While Nuttall stopped short of pegging an exact price target for West Texas Intermediate, he agreed when asked if this bull market scenario would see prices clear $100 a barrel.
As was the case with financial markets, energy prices took a hit on Monday as fears of the Delta variant clouded the demand outlook. But Nuttall dismissed the selling event as a blip, and merely a deviation from fundamentals.
By Thursday afternoon, WTI was trading above US$71 a barrel after briefly dipping below US$66 earlier this week.
“The demand for oil will grow for at least the next ten years, and yet the fear of peak demand by some, is leading to the reality of peak supply.” said Nuttall. “In terms of the oil price this is a good level to allow OPEC to gradually bring on oil production and to get closer to the exhaustion of their spare capacity by some time next year.”

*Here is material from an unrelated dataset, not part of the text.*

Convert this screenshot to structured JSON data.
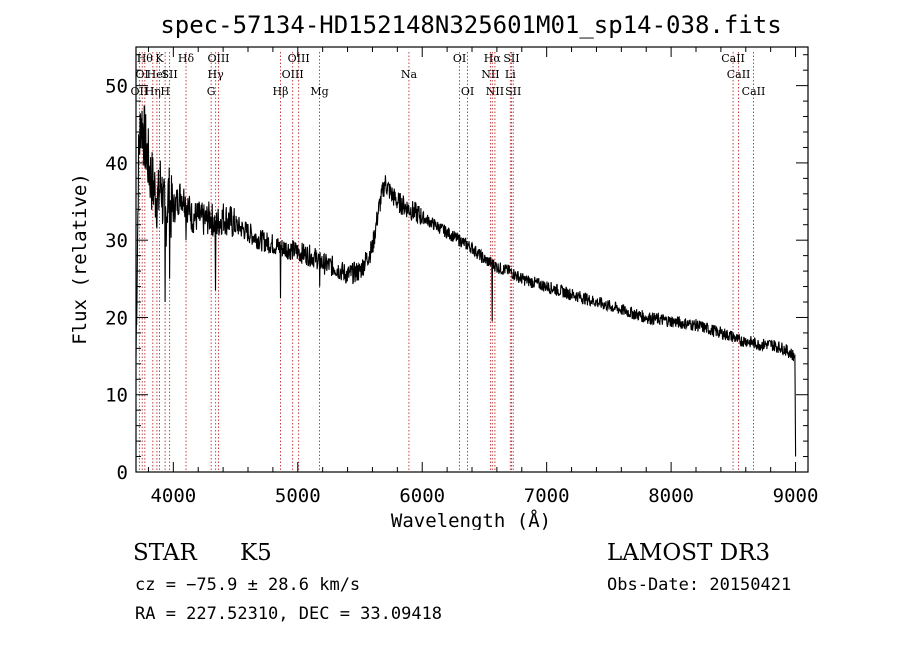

Nuttall’s bull case for crude prices is based off global super majors like BP Plc and Royal Dutch Shell Plc leaning into renewables, OPEC’s reluctance to drastically boost production, as well as projections that U.S. shale production growth will remain tempered.

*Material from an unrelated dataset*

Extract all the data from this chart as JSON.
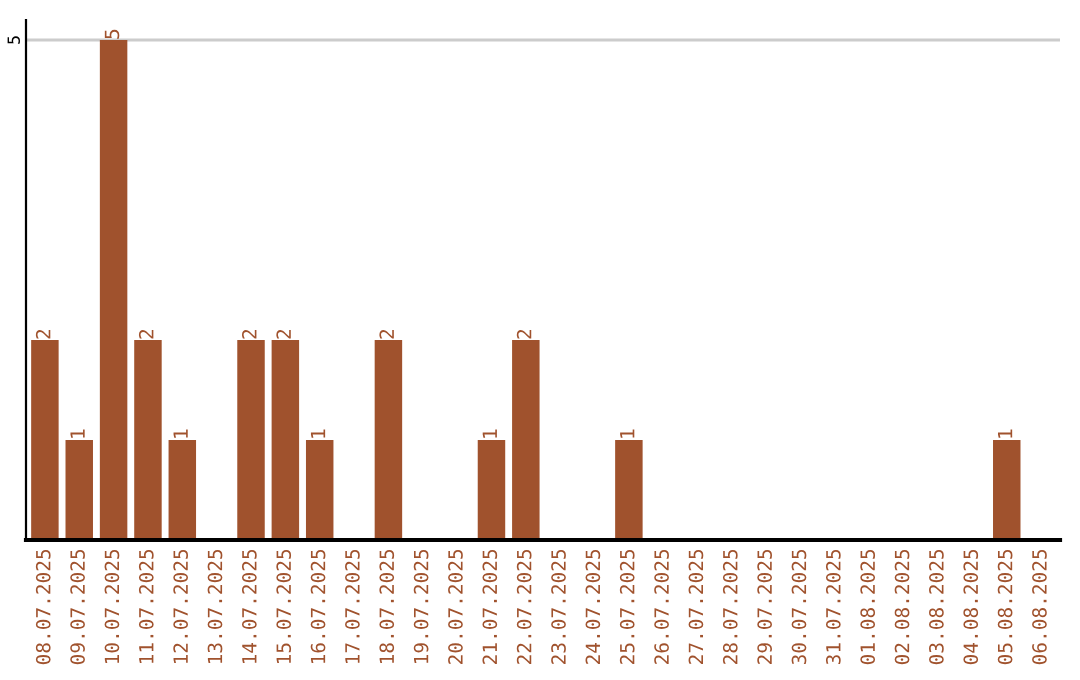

“I think we’re entering into an energy crisis in the years ahead, that will result in meaningfully higher oil prices and meaningfully higher oil stock prices as well.” said Nuttall.
“Energy stocks do not need a higher oil price to go up. We just need the market to become aware that US$70 is a sustainable floor, and not a ceiling.”
This could attract generalist Canadian investors back to the unloved oil and gas sector, according to Nuttall, who added that Canadian producers would be unwise to boost their production, and instead should focus on share buybacks and dividends.
“How can you possibly justify growing your volumes when the valuation of your shares are trading at such dismally low levels?” he said. “There’s not a single reason why these companies should be growing their volumes, instead they should be growing their cash flows.”